Far from feeling uplifted, Adams feels furious and denigrated.
The book, as a whole, might be taken as his rejoinder to the premise that black and Jew is somehow an either-or choice. Adams got his first glimpse of what a merged identity might be through a law-school friendship with a rabbi's son, Meyer Goldstein. He was struck not only by the kindness the Goldstein family showed him, including the first Shabbat dinner of his life, but also by the way Rabbi Baruch Goldstein, a Holocaust survivor, asked Adams with his psychology training for help in making sense of the experience.
In that moment alone, the condescending stereotype of black-Jewish relations - the virtuous Jew coming to the aid of the helpless, grateful black - is wonderfully inverted. Rabbi Goldstein's vulnerability, as much as any other trait, starts to open the Jewish door to Adams.
STILL, CONVERSION was no bolt of lightning. Fully 24 years passed between Adams's introduction to the Goldsteins and his conversion to Judaism under Conservative auspices in 1997. Eight years later, Adams had a second, Orthodox conversion. In between, in 2000, he became a bar mitzva.
Appropriately, his ceremony took place on January 15, the birthday of Martin Luther King, Jr. and the Shabbat on which the parsha told of the Hebrew slaves in Egypt. Adams recounts his bar mitzva day with the candor and incision typical of the entire book - describing an African-American friend who refuses to wear a yarmulke, confessing his own trepidation about giving a Jewish congregation a d'var Torah making the biblical case for affirmative action.
In writing about his marriage, Adams again overturns racial and religious presumptions. He, the black convert, is far more observant than his white, born-Jewish wife, Karen Sander. As he writes: "I had a kosher kitchen, she did not. I did not travel on Shabbat, talk on the phone or watch television, and attended synagogue weekly. Karen traveled on Shabbat, talked on the phone, watched television and she did not belong to a synagogue. Still I remained madly in love with Karen as we tried to broker a lifestyle that would be acceptable to both of us."

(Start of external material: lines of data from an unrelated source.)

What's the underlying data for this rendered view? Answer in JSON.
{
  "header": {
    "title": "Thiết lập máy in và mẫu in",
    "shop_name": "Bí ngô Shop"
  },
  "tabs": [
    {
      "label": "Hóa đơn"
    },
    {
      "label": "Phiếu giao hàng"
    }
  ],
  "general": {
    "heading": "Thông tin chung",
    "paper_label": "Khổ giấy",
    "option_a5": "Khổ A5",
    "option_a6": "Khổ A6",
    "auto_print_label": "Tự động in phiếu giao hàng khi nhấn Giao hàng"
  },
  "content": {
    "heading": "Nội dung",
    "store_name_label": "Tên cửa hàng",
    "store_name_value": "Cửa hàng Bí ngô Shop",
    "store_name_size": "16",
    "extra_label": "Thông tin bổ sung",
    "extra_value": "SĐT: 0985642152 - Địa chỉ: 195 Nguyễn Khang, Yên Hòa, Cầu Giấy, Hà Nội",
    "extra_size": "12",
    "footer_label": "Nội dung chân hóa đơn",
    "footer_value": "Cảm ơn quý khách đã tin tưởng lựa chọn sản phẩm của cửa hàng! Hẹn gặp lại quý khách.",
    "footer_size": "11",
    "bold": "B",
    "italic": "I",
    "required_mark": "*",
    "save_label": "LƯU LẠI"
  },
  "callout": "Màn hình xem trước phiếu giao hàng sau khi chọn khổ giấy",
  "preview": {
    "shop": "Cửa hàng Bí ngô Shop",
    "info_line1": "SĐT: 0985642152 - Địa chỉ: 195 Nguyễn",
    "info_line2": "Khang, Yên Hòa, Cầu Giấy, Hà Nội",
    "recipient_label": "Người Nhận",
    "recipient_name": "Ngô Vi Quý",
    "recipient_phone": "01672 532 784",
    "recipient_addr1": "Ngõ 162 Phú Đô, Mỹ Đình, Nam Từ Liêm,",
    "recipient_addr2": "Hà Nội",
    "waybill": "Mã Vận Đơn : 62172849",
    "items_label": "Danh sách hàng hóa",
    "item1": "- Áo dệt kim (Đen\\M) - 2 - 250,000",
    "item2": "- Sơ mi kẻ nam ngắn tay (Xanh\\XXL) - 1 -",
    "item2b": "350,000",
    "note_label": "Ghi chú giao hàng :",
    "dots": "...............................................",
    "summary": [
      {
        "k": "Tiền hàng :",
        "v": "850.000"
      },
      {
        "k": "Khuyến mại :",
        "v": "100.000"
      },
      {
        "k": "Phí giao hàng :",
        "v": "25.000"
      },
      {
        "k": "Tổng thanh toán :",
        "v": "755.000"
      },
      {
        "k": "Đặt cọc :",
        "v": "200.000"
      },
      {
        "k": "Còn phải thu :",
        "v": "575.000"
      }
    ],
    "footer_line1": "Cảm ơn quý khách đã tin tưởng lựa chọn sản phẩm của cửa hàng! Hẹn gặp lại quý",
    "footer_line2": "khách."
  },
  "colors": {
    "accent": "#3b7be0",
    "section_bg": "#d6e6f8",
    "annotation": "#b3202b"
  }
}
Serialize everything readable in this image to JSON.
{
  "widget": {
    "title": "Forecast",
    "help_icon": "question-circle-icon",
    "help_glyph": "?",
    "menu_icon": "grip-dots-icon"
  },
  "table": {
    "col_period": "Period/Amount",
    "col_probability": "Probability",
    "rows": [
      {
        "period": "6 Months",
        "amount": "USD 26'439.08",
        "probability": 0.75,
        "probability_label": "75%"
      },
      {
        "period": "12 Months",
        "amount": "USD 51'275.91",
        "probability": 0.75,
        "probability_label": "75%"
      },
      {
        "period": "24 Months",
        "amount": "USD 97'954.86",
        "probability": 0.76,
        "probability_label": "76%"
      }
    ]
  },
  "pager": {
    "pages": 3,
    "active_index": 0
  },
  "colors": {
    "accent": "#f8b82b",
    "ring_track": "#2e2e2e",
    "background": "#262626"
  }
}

Their reconciliation, or maybe their ability to tolerate difference, ultimately took the form of a son named Eliot Akiva. He will be growing up in an America with a mixed-race president and in a Jewish community enlarged and enriched by the presence of converts from myriad backgrounds.

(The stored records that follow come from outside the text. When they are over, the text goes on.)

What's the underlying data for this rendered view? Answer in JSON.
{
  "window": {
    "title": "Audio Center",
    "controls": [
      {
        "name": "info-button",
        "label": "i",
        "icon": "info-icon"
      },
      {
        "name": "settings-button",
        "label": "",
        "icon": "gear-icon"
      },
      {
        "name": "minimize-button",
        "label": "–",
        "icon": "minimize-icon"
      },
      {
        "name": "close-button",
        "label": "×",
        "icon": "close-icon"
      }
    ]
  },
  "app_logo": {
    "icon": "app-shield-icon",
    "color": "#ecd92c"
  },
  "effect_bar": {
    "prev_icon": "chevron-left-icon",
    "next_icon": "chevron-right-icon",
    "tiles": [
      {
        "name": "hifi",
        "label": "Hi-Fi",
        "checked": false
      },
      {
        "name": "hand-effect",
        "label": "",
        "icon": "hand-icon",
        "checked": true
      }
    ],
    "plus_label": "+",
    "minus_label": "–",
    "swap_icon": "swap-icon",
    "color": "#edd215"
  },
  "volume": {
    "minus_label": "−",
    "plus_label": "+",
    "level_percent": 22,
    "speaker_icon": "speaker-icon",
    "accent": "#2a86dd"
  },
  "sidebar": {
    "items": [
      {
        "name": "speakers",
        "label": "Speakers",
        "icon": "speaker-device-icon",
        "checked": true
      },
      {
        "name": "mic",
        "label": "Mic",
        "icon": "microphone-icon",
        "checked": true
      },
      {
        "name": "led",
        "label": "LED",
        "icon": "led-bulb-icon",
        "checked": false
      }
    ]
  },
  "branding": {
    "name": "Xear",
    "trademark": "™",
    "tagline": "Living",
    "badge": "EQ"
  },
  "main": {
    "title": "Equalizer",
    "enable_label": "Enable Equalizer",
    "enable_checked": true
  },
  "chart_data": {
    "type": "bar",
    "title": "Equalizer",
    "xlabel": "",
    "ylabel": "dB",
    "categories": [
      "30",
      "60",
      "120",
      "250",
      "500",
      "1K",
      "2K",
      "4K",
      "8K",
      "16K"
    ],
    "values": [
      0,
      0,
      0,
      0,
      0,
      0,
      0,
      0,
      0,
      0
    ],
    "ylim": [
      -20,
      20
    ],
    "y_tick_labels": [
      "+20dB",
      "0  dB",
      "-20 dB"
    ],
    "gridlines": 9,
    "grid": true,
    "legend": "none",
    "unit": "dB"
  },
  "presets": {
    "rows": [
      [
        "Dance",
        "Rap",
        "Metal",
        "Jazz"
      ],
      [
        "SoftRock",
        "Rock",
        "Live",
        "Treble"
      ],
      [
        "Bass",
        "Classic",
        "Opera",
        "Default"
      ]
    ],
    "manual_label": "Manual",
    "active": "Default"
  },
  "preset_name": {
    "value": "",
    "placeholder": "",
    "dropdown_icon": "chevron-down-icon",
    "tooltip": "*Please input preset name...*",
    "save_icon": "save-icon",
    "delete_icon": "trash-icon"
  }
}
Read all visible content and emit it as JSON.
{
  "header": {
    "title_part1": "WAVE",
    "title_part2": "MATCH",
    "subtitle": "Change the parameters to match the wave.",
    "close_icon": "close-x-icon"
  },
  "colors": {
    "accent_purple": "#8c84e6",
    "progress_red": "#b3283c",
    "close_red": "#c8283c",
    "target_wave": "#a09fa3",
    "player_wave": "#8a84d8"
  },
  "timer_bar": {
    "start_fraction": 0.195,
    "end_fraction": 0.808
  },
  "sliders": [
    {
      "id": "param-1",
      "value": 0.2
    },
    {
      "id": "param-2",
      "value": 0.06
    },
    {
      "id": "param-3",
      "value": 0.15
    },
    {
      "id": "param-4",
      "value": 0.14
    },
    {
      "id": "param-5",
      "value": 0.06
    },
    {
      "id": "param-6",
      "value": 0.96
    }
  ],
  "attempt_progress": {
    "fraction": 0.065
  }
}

They are the most poignant refutation to the concept of Jews as a race - a concept that has done far more to enable mass murder and pervasive prejudice than to instill any kind of unity.
By way of full disclosure, I should say at this point that my admiration for From Ghetto to Ghetto has a personal side. Through the early 2000s, I knew Ernest Adams by sight from my own shul-going on the Upper West Side, and when he wrote a first draft of the manuscript, I read and commented on it. He subsequently audited a course I teach in book-writing.

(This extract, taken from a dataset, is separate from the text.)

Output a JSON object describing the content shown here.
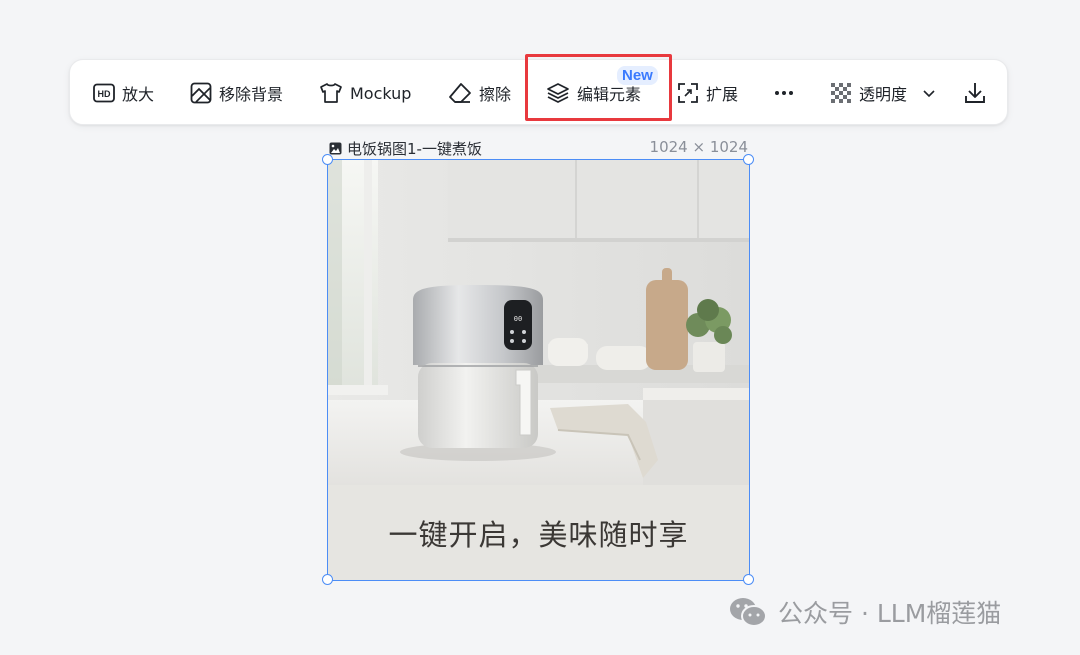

My only frustration throughout the process was that, after a number of near-misses, no commercial publisher acquired the manuscript. The fact that it had to be self-published under iUniverse's imprint says much more about the economic woes of the book industry than the quality of this work. From Ghetto to Ghetto belongs on the same shelves that hold Julius Lester's conversion memoir, Lovesong: Becoming a Jew or Paul Cowan's account of Jewish rediscovery, An Orphan in History.
"Being African American and Jewish is a lot easier than most black people may imagine, and for sure, a lot of other people," Adams writes toward the book's end. "One caveat: do not expect Perfection. There will be disagreements about politics and racial issues, seemingly on racial grounds, but there will be a lot more common ground if we keep our heads above ground."
To which a reader could only add, yasher koach.